However it can be combined with texture coordinate modification functions, which then operate on the
generated coordinates rather than static model texture coordinates.
@param enable
True to enable, false to disable
@param envMapType
The type of environment mapping to perform. Planar, curved, reflection or normal. @see EnvMapType
@note
This option has no effect in the programmable pipeline.
*/
void setEnvironmentMap(bool enable, EnvMapType envMapType = ENV_CURVED);
/** Sets up an animated scroll for the texture layer.
@note
Useful for creating constant scrolling effects on a texture layer (for varying scrolls, see setTransformAnimation).
@param uSpeed
The number of horizontal loops per second (+ve=moving right, -ve = moving left).
@param vSpeed
The number of vertical loops per second (+ve=moving up, -ve= moving down).
@note
This option has no effect in the programmable pipeline.
*/
void setScrollAnimation(Real uSpeed, Real vSpeed);
/** Sets up an animated texture rotation for this layer.
@note
Useful for constant rotations (for varying rotations, see setTransformAnimation).
@param speed
The number of complete anticlockwise revolutions per second (use -ve for clockwise)
@note
This option has no effect in the programmable pipeline.
*/
void setRotateAnimation(Real speed);
/** Sets up a general time-relative texture modification effect.
@note
This can be called multiple times for different values of ttype, but only the latest effect
applies if called multiple time for the same ttype.
@param ttype
The type of transform, either translate (scroll), scale (stretch) or rotate (spin).
@param waveType
The shape of the wave, see WaveformType enum for details.
@param base
The base value for the function (range of output = {base, base + amplitude}).
@param frequency
The speed of the wave in cycles per second.
@param phase
The offset of the start of the wave, e.g. 0.5 to start half-way through the wave.
@param amplitude
Scales the output so that instead of lying within 0..1 it lies within 0..1*amplitude for exaggerated effects.
@note
This option has no effect in the programmable pipeline.
*/
void setTransformAnimation( const TextureTransformType ttype,
const WaveformType waveType, Real base = 0, Real frequency = 1, Real phase = 0, Real amplitude = 1 );
/** Enables or disables projective texturing on this texture unit.
@remarks
Projective texturing allows you to generate texture coordinates
based on a Frustum, which gives the impression that a texture is
being projected onto the surface.

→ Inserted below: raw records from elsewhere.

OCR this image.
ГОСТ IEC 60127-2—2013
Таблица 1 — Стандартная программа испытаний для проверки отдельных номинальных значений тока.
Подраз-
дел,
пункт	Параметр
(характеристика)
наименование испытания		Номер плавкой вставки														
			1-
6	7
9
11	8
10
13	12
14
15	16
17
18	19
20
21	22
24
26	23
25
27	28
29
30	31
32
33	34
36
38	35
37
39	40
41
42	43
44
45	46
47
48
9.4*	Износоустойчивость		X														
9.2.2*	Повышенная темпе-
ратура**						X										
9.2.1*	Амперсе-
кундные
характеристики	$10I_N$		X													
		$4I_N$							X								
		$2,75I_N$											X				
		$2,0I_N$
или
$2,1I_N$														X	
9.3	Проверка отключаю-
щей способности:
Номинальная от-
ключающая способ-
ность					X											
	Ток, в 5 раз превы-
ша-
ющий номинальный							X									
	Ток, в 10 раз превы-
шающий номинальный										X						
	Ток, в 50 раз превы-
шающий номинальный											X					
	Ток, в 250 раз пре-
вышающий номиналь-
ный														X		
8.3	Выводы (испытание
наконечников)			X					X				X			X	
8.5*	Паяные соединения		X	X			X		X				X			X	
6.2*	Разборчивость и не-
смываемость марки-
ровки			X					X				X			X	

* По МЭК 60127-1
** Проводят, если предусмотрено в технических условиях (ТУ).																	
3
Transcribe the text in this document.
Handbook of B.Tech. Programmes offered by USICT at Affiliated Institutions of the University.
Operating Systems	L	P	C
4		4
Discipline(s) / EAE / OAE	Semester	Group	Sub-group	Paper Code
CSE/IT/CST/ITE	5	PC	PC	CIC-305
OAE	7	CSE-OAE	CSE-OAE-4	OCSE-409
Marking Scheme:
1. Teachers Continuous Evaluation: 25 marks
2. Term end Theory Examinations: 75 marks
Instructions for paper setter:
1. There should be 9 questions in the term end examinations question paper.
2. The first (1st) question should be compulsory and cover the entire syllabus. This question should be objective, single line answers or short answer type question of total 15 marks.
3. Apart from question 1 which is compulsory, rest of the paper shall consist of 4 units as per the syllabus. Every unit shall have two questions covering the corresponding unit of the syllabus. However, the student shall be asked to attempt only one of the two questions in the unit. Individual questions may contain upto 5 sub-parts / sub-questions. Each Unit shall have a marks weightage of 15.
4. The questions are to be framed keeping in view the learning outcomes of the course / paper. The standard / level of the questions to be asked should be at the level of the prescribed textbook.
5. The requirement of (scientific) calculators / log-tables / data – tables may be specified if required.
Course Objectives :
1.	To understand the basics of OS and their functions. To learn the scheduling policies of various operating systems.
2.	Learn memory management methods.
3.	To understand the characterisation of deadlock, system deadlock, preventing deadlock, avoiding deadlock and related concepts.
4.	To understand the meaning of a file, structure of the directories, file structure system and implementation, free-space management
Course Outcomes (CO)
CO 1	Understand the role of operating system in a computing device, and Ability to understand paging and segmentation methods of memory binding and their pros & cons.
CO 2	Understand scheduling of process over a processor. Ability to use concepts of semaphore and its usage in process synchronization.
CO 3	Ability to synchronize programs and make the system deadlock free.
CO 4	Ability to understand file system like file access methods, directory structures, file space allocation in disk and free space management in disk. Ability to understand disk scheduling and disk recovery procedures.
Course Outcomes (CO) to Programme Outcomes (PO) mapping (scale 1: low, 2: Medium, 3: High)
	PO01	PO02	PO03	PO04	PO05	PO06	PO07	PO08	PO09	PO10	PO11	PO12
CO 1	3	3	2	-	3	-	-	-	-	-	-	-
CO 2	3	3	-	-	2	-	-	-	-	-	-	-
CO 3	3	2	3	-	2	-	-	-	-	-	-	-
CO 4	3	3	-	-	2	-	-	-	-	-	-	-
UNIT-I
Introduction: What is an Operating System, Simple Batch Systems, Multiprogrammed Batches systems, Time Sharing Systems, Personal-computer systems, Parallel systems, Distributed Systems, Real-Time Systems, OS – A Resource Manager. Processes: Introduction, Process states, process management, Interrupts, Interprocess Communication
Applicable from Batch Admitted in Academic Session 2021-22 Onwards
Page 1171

Note that once you have called
this method, the texture unit continues to monitor the Frustum you
passed in and the projection will change if you can alter it. It also
means that you must ensure that the Frustum object you pass a pointer
to remains in existence for as long as this TextureUnitState does.
@par
This effect cannot be combined with other texture generation effects,
such as environment mapping. It also has no effect on passes which
have a vertex program enabled - projective texturing has to be done
in the vertex program instead.
@param enabled
Whether to enable / disable.
@param projectionSettings
The Frustum which will be used to derive the
projection parameters.
*/
void setProjectiveTexturing(bool enabled, const Frustum* projectionSettings = 0);
/** Removes all effects applied to this texture layer.
*/
void removeAllEffects(void);
/** Removes a single effect applied to this texture layer.
@note
Because you can only have 1 effect of each type (e.g. 1 texture coordinate generation) applied
to a layer, only the effect type is required.
*/
void removeEffect( const TextureEffectType type );
/** Determines if this texture layer is currently blank.
@note
This can happen if a texture fails to load or some other non-fatal error. Worth checking after
setting texture name.
*/
bool isBlank(void) const;
/** Sets this texture layer to be blank.
*/
void setBlank(void);
/** Tests if the texture associated with this unit has failed to load.
*/
bool isTextureLoadFailing() const { return mTextureLoadFailed; }
/** Tells the unit to retry loading the texture if it had failed to load.
*/
void retryTextureLoad() { mTextureLoadFailed = false; }
/// Get texture effects in a multimap paired array.
const EffectMap& getEffects(void) const;
/// Get the animated-texture animation duration.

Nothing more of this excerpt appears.